Justice Stephen Breyer, the most senior member of the U.S. Supreme Court's liberal wing, delivered a stark public warning Tuesday against partisan proposals to expand the court and the branding of its current makeup as "conservative."
"It is wrong to think of the Court as another political institution," Breyer said in remarks prepared for delivery at Harvard Law School. "And it is doubly wrong to think of its members as junior league politicians."
"Structural alteration motivated by the perception of political influence can only feed that perception, further eroding that trust," he said.
Breyer's remarks come at a critical moment for the justices, as the White House prepares to launch a federal commission on court reform and as court reform advocates on the political left lobby loudly for adding justices to the bench and imposing term limits.
Democratic proposals to "pack" the court with more members, picked by President Joe Biden, gained steam last year after President Trump and Senate Republicans rushed confirmation of a replacement for the late Justice Ruth Bader Ginsburg just weeks before the 2020 election.
Biden has said he's "not a fan" of court-packing, but has not taken a firm position on the issue. "The last thing we need to do is turn the Supreme Court into just a political football, whoever has the most votes gets whatever they want," Biden told the CBS News program "60 Minutes" in October 2020. "Presidents come and go. Supreme Court justices stay for generations."
Breyer, who was appointed in 1994 by President Bill Clinton, warned against the court becoming simply another partisan battleground, saying those calling for structural changes should "think long and hard before embodying those changes in law."
The Constitution does not stipulate the size or makeup of the court; it's a decision left to Congress. There have been nine justices on the bench since 1869.
"The rule of law has weathered many threats, but it remains sturdy. I hope and expect that the Court will retain its authority, an authority that my stories have shown was hard-won. But that authority, like the rule of law, depends on trust, a trust that the Court is guided by legal principle, not politics," Breyer said.
The justice waded into the debate just as the court reaches the pinnacle of its term and prepares to hand down more than a dozen major opinions. The remarks were also notable because of the spotlight on Breyer and whether he might soon decide to retire. The 82-year-old justice made no mention of his future in the speech.

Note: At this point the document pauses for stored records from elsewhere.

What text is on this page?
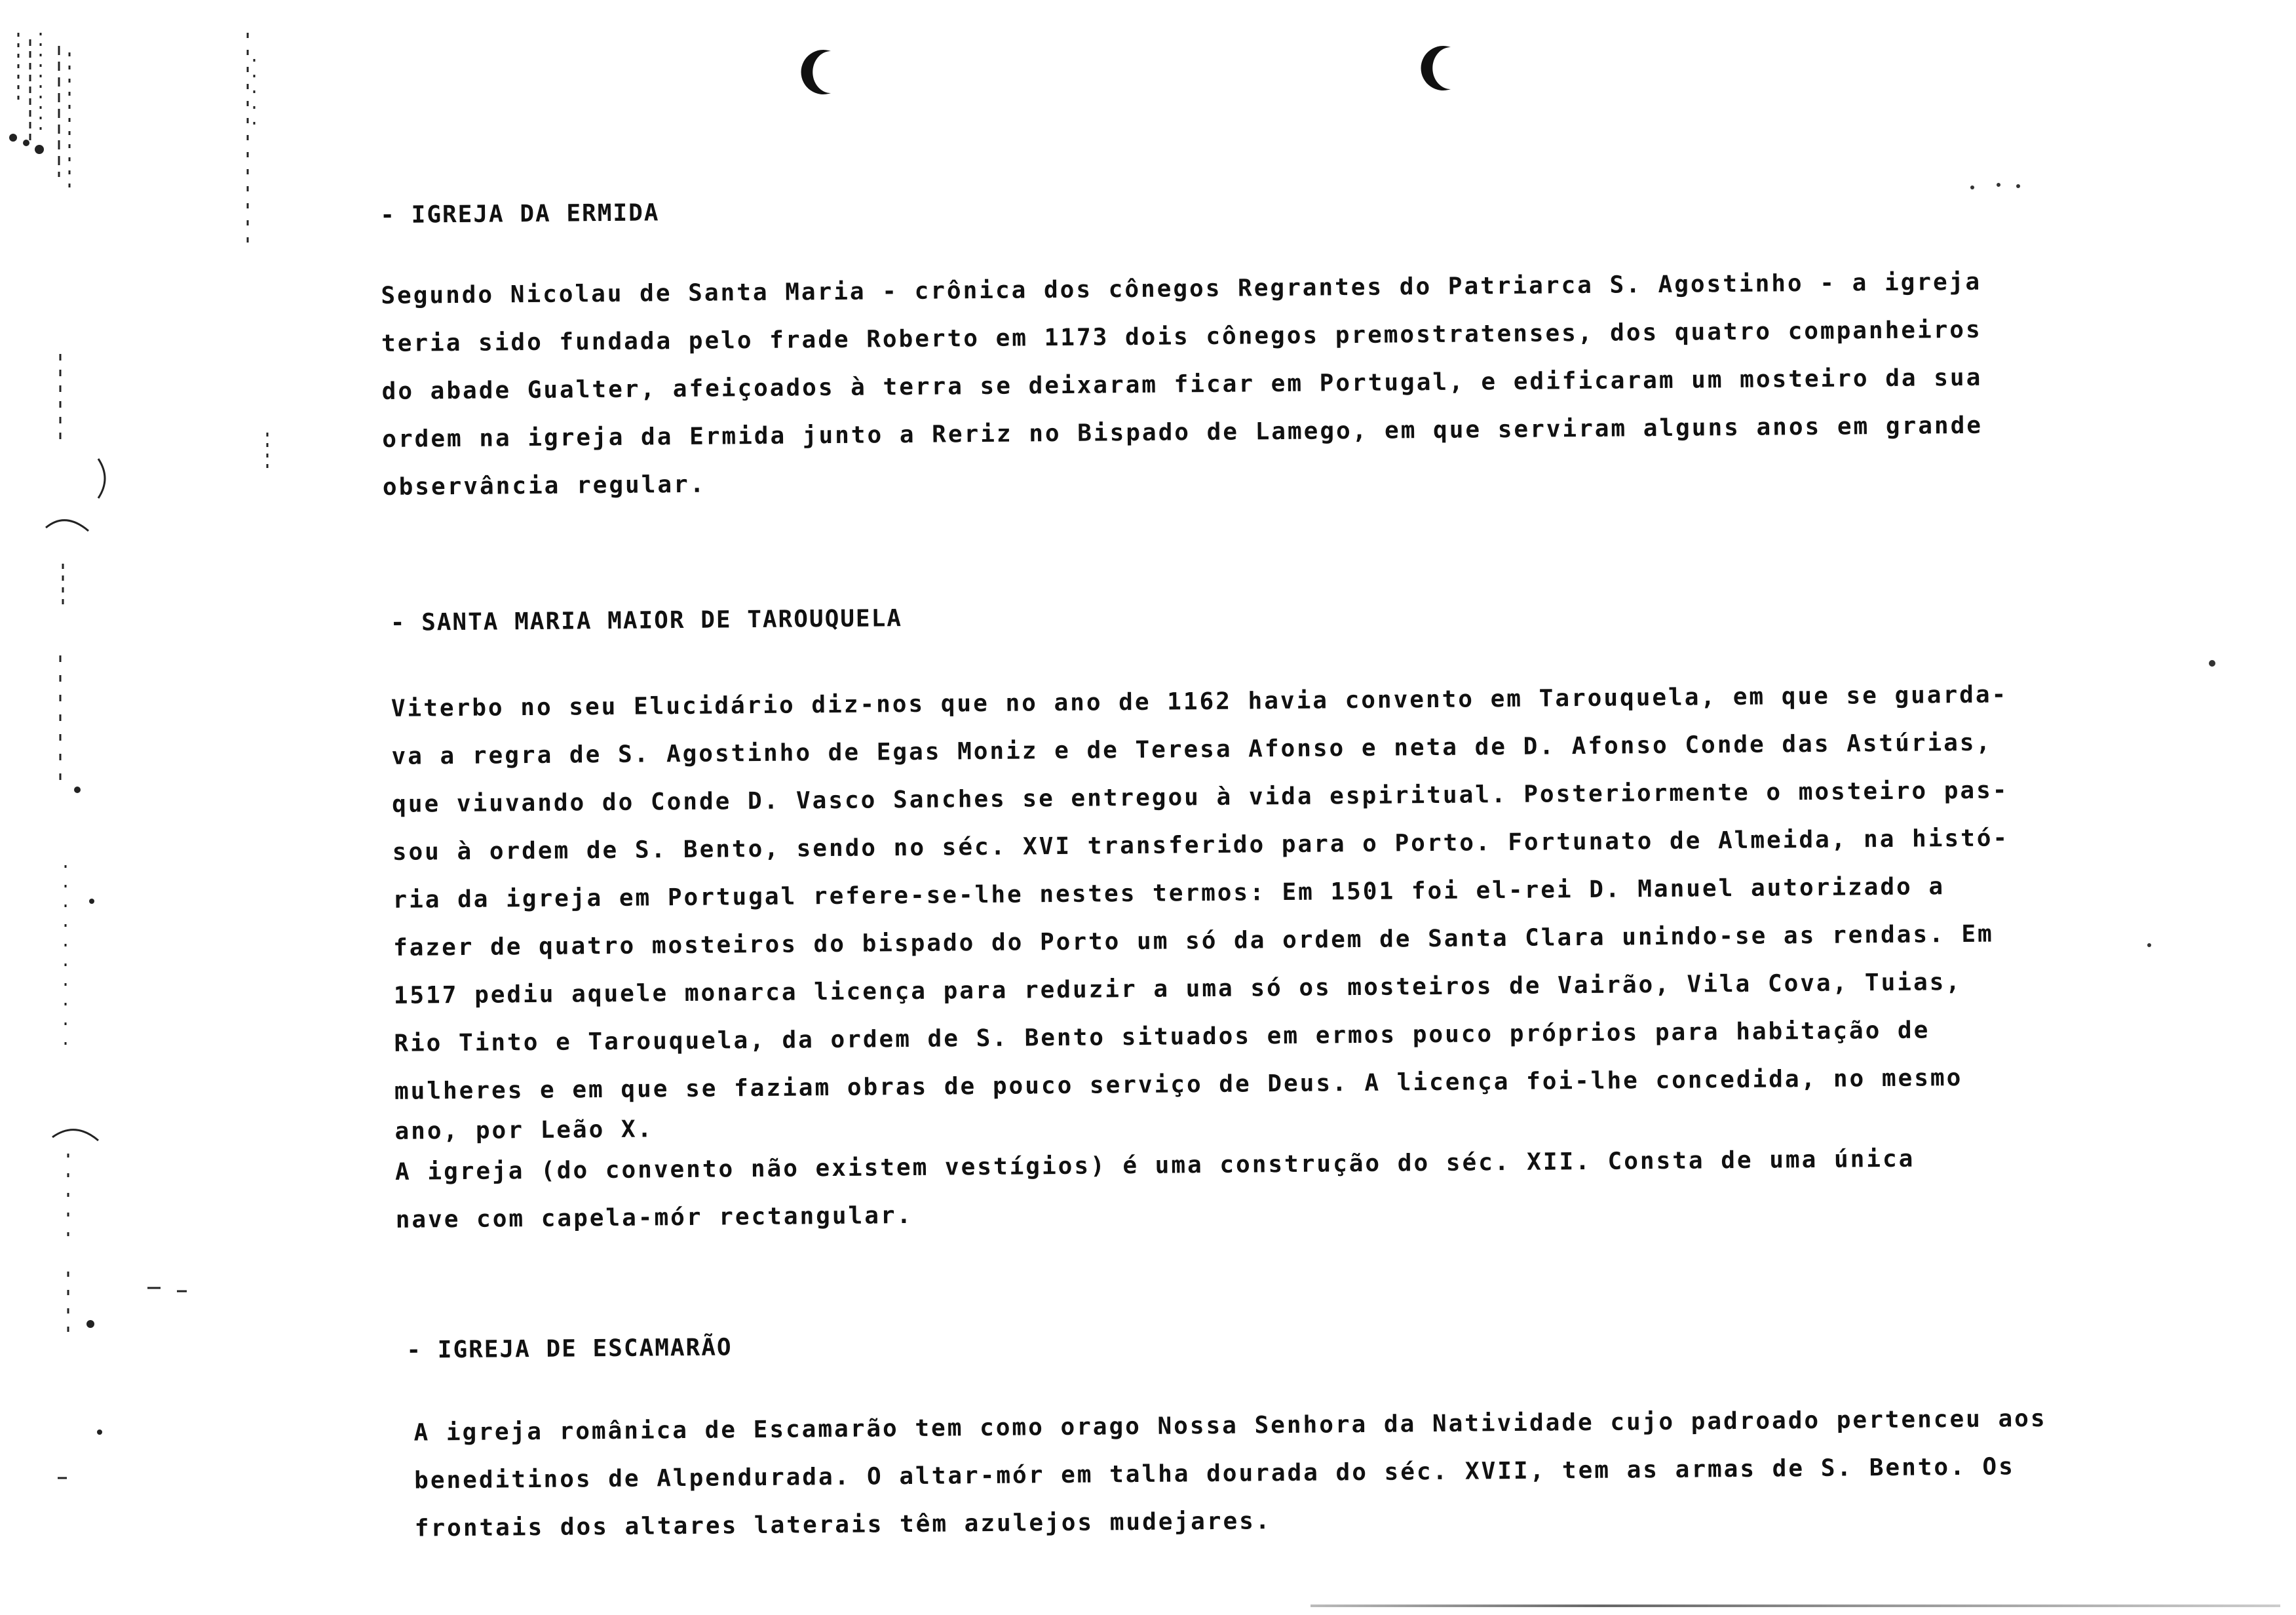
- IGREJA DA ERMIDA

Segundo Nicolau de Santa Maria - crônica dos cônegos Regrantes do Patriarca S. Agostinho - a igreja

teria sido fundada pelo frade Roberto em 1173 dois cônegos premostratenses, dos quatro companheiros

do abade Gualter, afeiçoados à terra se deixaram ficar em Portugal, e edificaram um mosteiro da sua

ordem na igreja da Ermida junto a Reriz no Bispado de Lamego, em que serviram alguns anos em grande

observância regular.

- SANTA MARIA MAIOR DE TAROUQUELA

Viterbo no seu Elucidário diz-nos que no ano de 1162 havia convento em Tarouquela, em que se guarda-

va a regra de S. Agostinho de Egas Moniz e de Teresa Afonso e neta de D. Afonso Conde das Astúrias,

que viuvando do Conde D. Vasco Sanches se entregou à vida espiritual. Posteriormente o mosteiro pas-

sou à ordem de S. Bento, sendo no séc. XVI transferido para o Porto. Fortunato de Almeida, na histó-

ria da igreja em Portugal refere-se-lhe nestes termos: Em 1501 foi el-rei D. Manuel autorizado a

fazer de quatro mosteiros do bispado do Porto um só da ordem de Santa Clara unindo-se as rendas. Em

1517 pediu aquele monarca licença para reduzir a uma só os mosteiros de Vairão, Vila Cova, Tuias,

Rio Tinto e Tarouquela, da ordem de S. Bento situados em ermos pouco próprios para habitação de

mulheres e em que se faziam obras de pouco serviço de Deus. A licença foi-lhe concedida, no mesmo

ano, por Leão X.

A igreja (do convento não existem vestígios) é uma construção do séc. XII. Consta de uma única

nave com capela-mór rectangular.

- IGREJA DE ESCAMARÃO

A igreja românica de Escamarão tem como orago Nossa Senhora da Natividade cujo padroado pertenceu aos

beneditinos de Alpendurada. O altar-mór em talha dourada do séc. XVII, tem as armas de S. Bento. Os

frontais dos altares laterais têm azulejos mudejares.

Breyer has long been an outspoken defender of the Supreme Court as a nonpartisan institution and bristled at the labels of 'liberal' and 'conservative' that many commentators and the media affix to individual justices. He argues that differences among the justices are a matter of legal philosophy and textual interpretation -- not politics.
"The Court’s decision in the 2000 presidential election case, Bush v. Gore, is often referred to as an example of its favoritism of conservative causes," Breyer said, "But the Court did not hear or decide cases that affected the political disagreements arising out of the 2020 (Trump v. Biden) election."
Breyer noted that a so-called "conservative" court upheld Obamacare, affirmed abortion rights, and blocked controversial policies advanced by former President Donald Trump, including the addition of a citizenship question to the 2020 census.
"At the same time," he added, "it made other decisions that can reasonably understood as favoring 'conservative' policies and disfavoring 'liberal' policies."